Cinco jogadores do esquadrão do Corinthians de todos os tempos, segundo a pesquisa de PLACAR em 1982, participaram da partida - Zé maria, Wladimir, Cláudio, Rivelino e Sócrates. Outros três (Domingos da Guia, Gilmar e Goiano) estiveram no Pacaembu para prestigiar os companheiros. No primeiro tempo, o goleiro Ado mostrou ainda muita elasticidade, enquanto o Super Zé esbanjou a mesma raça de sempre. Cláudio Christovam Pinho, 66 anos, o maior artilheiro do clube (295 gols), não aguentou muito tempo e foi o mais aplaudido ao deixar o gramado. O grande show, porém, ficou com os dribles mágicos de Rivellino e os toques magistrais de Sócrates, que marcou o único gol da partida, encobrindo sutilmente o goleiro Metcalfe.
"Nunca tomei um gol tão bonito", surpreendia-se.
"Esperava um chutão e..."Taça para o perdedorNo intervalo, Sócrates teve que posar para fotos junto dos ingleses, que levaram máquinas para dentro de campo. Faltando 15 minutos, Sócrates atendeu um pedido do Corinthian Casuals e trocou o fardamento branco pelo rosa e chocolate. Mais tarde, o Magrão ofereceria a sua camisa 8 para Jaqueline, a viúva de Sérgio Terpins.
"Fiquei torcendo para Rivelino e Sócrates se cansarem logo", confessava o técnico inglês Colin Humphreys. Os torcedores, por sua vez, imaginavam como seria bom se Sócrates e Rivelino tivessem jogado juntos. Possivelmente, o Corinthians não amargaria tantos anos de fila.
Terminada a partida, Maurice Coop, o octogenário presidente do Corinthian Casuals, recebeu um troféu e estranhou:
"Mas nós não perdemos?" Na verdade, o resultado de 1x0 pouco importou. Todos, jogadores e torcida, saíram alegres em poder ver os craques do passado e o "pai" do Corinthians.
"Foi uma festa incrível", elogiava Sócrates entre um autógrafo e outro para os próprios adversários, todos amadores que ainda pagam para jogar na Quarta Divisão da Liga Inglesa.
"Pena que não tenha dado tempo para matar toda a saudade". Para os corinthianos, no entanto, não poderia ter sido melhor.
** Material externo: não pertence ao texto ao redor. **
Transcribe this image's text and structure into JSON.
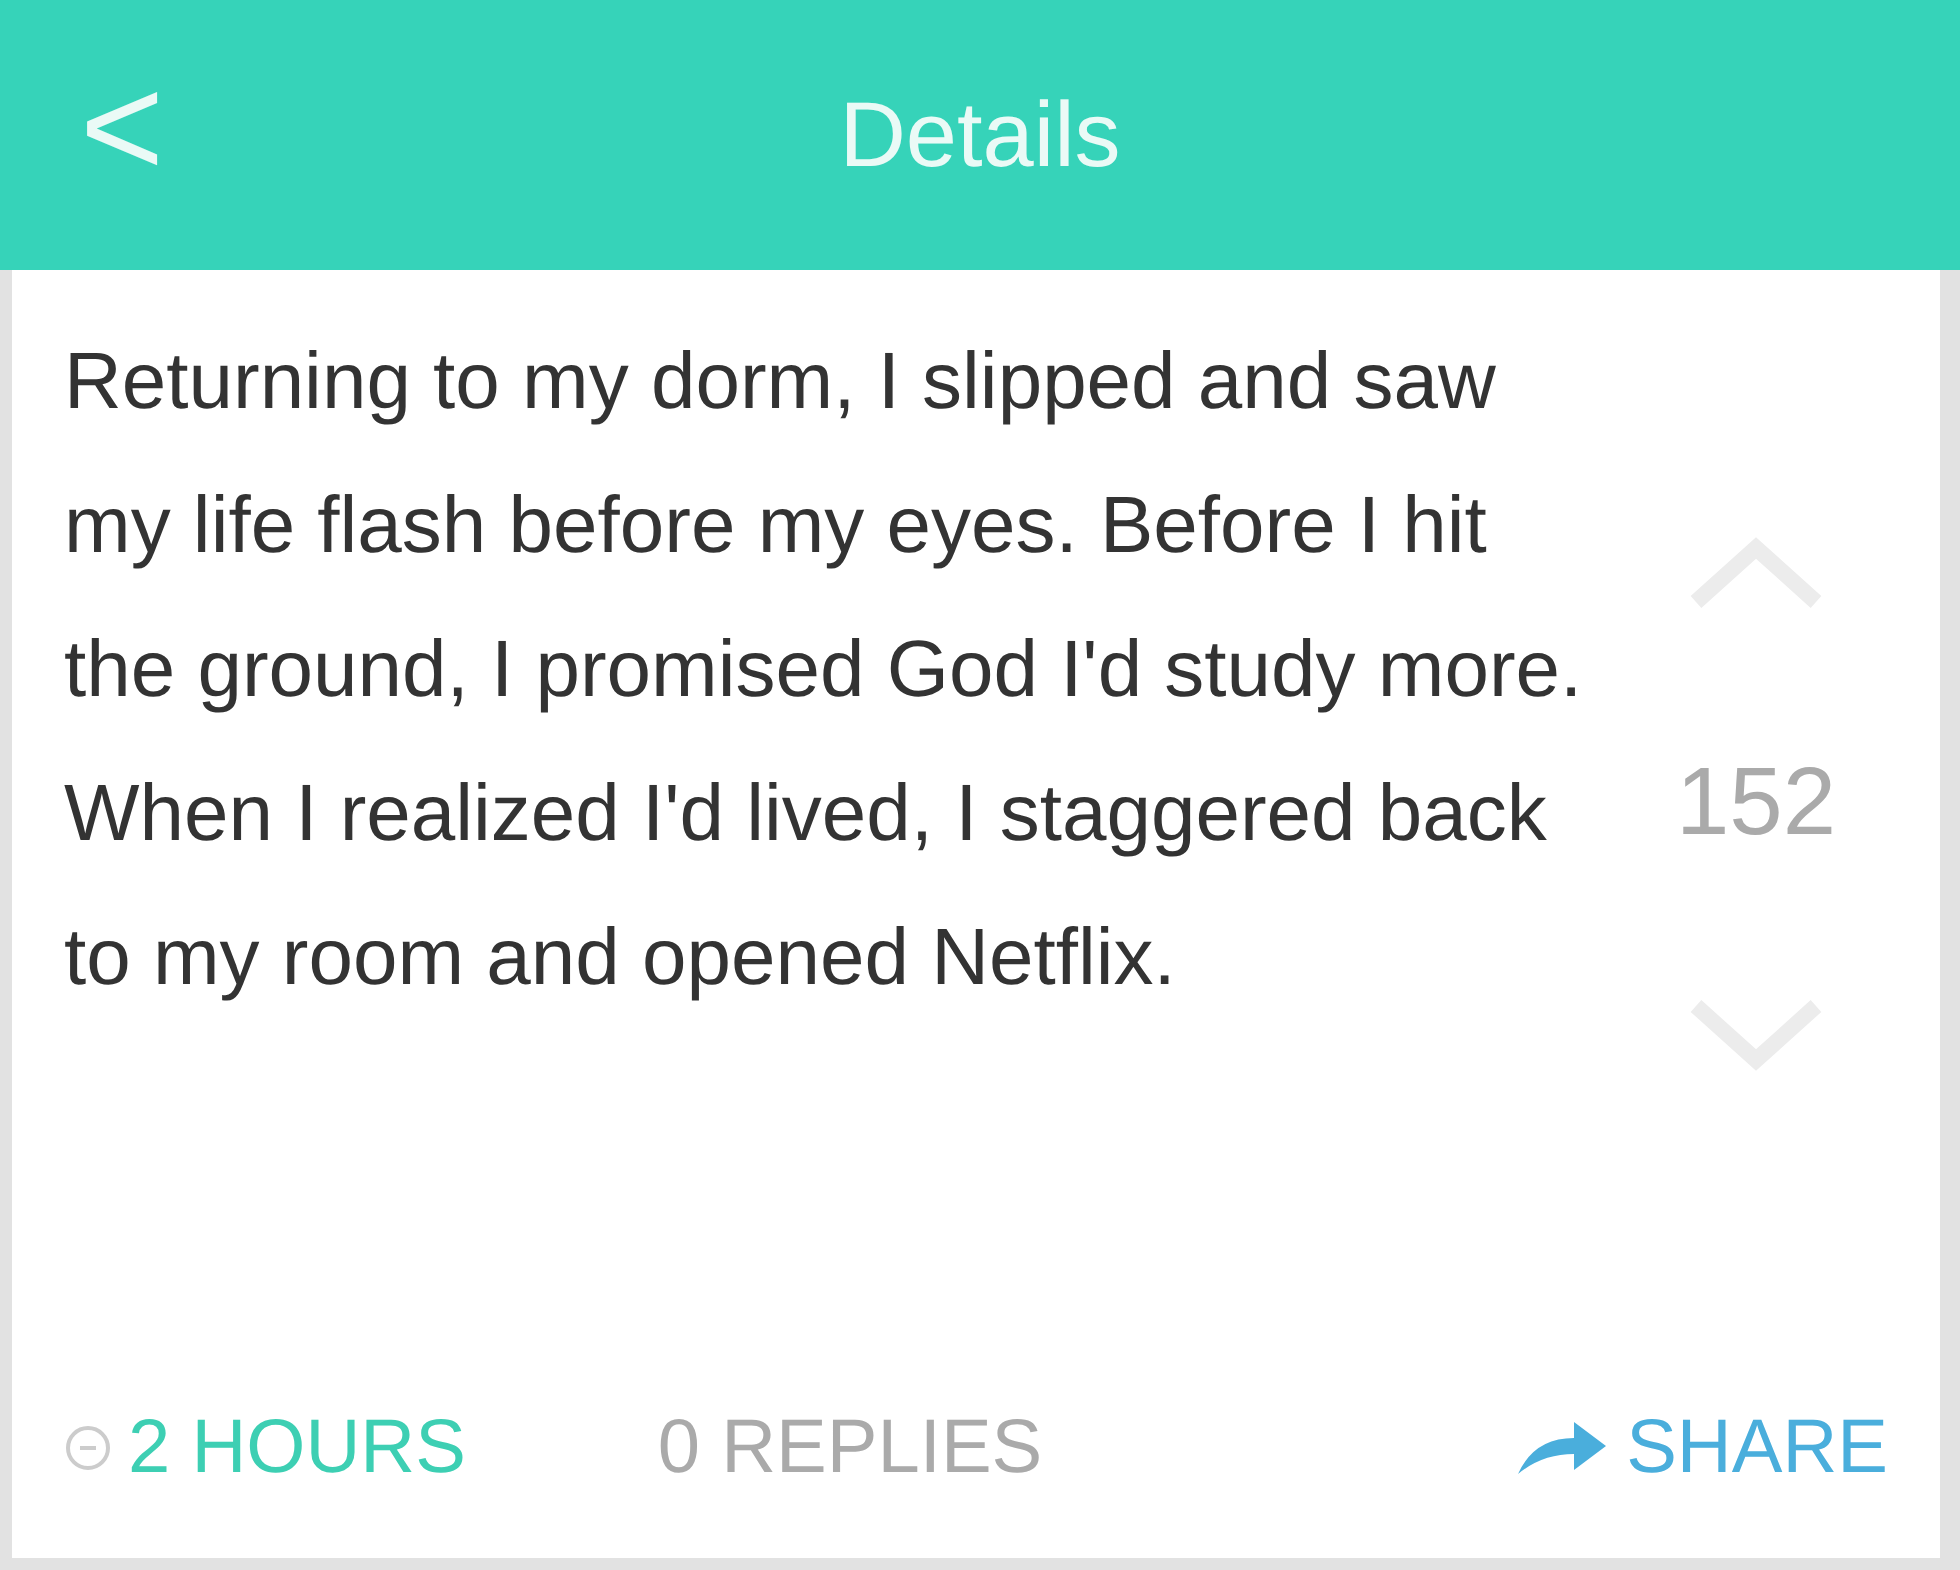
{
  "header": {
    "back": "<",
    "title": "Details"
  },
  "post": {
    "text": "Returning to my dorm, I slipped and saw my life flash before my eyes. Before I hit the ground, I promised God I'd study more. When I realized I'd lived, I staggered back to my room and opened Netflix.",
    "score": "152"
  },
  "footer": {
    "time": "2 HOURS",
    "replies": "0 REPLIES",
    "share": "SHARE"
  }
}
Nota: O Corinthians Paulista jogou com Ado (Tobias), Zé Maria (Miranda), Olavo (Ditão, depois Amaral), Luis Carlos (Moisés, depois Guaraci) e Wladimir; Carbone (Tião, depois Tião Marino, depois Luís Antônio), Sócrates (Mirandinha, depois Ademir) e Rivelino; Cláudio (Bataglia, depois Ivan, depois Marco Antônio), Flávio (Geraldo José, depois Benê, depois Lance) e Lima (Romeu). Técnico: Oswaldo Brandão.